China Leads the Pack
Predictably, China figures large in the success story of emerging markets, and in his report "Waiting for Calmer Waters, " Goldberg claims the Chinese will grow by 8.6 percent this year. In an interview with CNBC, Goldberg said he has "no fears of a hard landing for China" despite its largest export market, the EU, experiencing severe financial difficulties.
He added that the best thing for Europe would be a transition from China being the so-called "factory of the world" to a major consumer of Western-produced goods.
"There's a risk for China in the sense that China has to slow down later… at some point China will not be able to keep growing at the rates it has been growing, but having said that we actually want China to transform from the factory of the world to the market of the world," Goldberg explained.
Emerging markets are also better placed to "bounce back" from economic turbulence due to policymakers' ability to implement countercyclical economic policies, which individual nations within the euro zone are unable to do, Goldberg said.
Chinese Growth to Ease
Pointing to China, Goldberg stressed that while Chinese growth will ease in coming years, the Chinese administration will adopt policies that allow the country to cope with the consequences of such fast expansion.
"In the case of China, we're pretty confident that if problems have built up in this very, very quick expansion, they can take care of (them) without too much of a problem," he said.
"We expect the Chinese economy to continue to fire on all cylinders," he said. "We have already seen the easing in policies in terms of cuts to requirement ratios (and) we might see interest rate cuts later this year."
Despite strong economic growth in emerging markets, equity markets have tended to underperform compared with those in Europe, Japan and the United States, but Goldberg believes the coming year will see significant improvements in the performance of emerging market stocks.
"I think this is a process that has already started.

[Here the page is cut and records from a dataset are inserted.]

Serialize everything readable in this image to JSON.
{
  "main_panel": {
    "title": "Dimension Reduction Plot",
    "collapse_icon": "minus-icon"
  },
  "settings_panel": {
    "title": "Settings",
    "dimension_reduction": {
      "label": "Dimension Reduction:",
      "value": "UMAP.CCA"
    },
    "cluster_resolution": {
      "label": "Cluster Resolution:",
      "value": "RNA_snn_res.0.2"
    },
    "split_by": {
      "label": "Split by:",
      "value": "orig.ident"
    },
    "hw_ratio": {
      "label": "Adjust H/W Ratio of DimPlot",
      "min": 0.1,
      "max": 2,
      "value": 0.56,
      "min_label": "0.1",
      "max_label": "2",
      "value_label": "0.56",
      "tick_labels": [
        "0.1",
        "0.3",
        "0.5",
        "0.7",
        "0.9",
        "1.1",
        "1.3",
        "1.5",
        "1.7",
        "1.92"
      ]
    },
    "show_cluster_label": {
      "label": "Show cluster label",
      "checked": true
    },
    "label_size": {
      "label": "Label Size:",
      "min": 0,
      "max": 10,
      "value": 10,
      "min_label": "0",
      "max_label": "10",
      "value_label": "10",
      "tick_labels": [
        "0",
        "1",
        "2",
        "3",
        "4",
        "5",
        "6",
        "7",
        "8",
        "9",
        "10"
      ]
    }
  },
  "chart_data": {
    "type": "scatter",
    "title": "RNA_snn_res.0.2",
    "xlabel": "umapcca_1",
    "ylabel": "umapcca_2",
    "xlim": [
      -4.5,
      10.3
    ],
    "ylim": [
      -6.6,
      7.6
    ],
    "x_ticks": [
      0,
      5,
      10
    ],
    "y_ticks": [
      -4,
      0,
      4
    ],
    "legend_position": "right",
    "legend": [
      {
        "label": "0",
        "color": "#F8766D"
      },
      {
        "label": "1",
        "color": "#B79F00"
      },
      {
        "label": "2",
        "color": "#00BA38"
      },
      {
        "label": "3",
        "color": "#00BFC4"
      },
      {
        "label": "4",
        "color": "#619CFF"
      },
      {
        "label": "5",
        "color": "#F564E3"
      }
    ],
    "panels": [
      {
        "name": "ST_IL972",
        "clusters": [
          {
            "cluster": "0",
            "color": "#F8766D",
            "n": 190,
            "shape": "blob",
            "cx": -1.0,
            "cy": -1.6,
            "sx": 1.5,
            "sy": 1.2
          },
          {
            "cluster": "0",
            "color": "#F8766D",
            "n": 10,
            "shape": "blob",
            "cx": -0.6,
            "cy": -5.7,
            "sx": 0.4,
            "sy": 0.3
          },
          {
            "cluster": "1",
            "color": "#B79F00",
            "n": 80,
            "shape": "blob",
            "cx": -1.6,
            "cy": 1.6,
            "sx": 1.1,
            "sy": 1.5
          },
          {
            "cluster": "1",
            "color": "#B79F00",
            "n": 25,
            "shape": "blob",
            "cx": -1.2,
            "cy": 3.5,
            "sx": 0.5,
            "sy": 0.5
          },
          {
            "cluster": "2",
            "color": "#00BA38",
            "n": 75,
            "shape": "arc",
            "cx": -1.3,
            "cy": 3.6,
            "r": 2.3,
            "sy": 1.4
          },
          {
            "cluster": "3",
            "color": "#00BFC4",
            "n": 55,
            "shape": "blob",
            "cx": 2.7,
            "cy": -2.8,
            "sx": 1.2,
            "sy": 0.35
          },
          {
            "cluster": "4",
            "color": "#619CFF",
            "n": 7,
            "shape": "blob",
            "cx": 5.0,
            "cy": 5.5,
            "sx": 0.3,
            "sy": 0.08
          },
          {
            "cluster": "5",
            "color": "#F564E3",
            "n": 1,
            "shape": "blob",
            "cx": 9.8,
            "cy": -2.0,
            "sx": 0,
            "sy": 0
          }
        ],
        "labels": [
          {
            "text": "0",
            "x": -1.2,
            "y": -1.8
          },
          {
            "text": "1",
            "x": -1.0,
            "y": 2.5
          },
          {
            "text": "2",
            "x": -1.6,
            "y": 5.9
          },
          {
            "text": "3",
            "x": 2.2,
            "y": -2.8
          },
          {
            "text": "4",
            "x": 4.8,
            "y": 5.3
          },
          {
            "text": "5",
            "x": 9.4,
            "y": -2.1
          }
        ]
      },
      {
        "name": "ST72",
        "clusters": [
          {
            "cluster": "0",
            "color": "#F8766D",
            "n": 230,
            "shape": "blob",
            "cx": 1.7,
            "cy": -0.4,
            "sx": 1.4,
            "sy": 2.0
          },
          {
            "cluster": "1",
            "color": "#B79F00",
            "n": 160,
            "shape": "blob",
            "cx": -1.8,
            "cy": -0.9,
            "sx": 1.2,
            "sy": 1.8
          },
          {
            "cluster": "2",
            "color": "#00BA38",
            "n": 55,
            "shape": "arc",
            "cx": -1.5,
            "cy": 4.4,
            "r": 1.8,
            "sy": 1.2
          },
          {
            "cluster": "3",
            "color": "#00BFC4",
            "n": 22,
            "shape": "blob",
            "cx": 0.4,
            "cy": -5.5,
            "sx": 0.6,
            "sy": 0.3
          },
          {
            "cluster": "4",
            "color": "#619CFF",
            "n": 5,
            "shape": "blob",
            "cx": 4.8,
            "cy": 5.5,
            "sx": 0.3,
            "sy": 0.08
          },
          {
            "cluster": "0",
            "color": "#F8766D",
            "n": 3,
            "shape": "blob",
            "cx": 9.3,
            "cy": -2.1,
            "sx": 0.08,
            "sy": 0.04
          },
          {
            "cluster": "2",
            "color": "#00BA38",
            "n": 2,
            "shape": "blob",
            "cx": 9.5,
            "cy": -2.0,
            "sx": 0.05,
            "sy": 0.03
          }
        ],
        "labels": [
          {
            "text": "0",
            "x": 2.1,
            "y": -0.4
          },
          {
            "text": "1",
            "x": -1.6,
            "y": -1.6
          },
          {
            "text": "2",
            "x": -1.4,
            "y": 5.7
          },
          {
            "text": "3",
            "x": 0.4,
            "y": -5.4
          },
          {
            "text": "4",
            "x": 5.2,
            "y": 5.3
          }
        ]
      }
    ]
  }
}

We're starting to see emerging market equities outperforming developed market equities so far this year," he said.
Goldberg said his preferred markets were based in countries with resilient economies, such as China, Brazil and Russia.
"We like China, which is the fastest growing economy, but also we like Brazil, we like Russia…We basically like countries that have the ability to bounce back, and that has a lot to do with being able to ease policies, to put together counter-cyclical measures to boost economic growth, " he told CNBC.
In his HSBC report "Waiting for Calmer Waters," Goldberg predicts that Brazil will cut interest rates to 9 percent by the middle of 2012, China will avoid a hard landing, and the Russian economy will grow by 3 percent.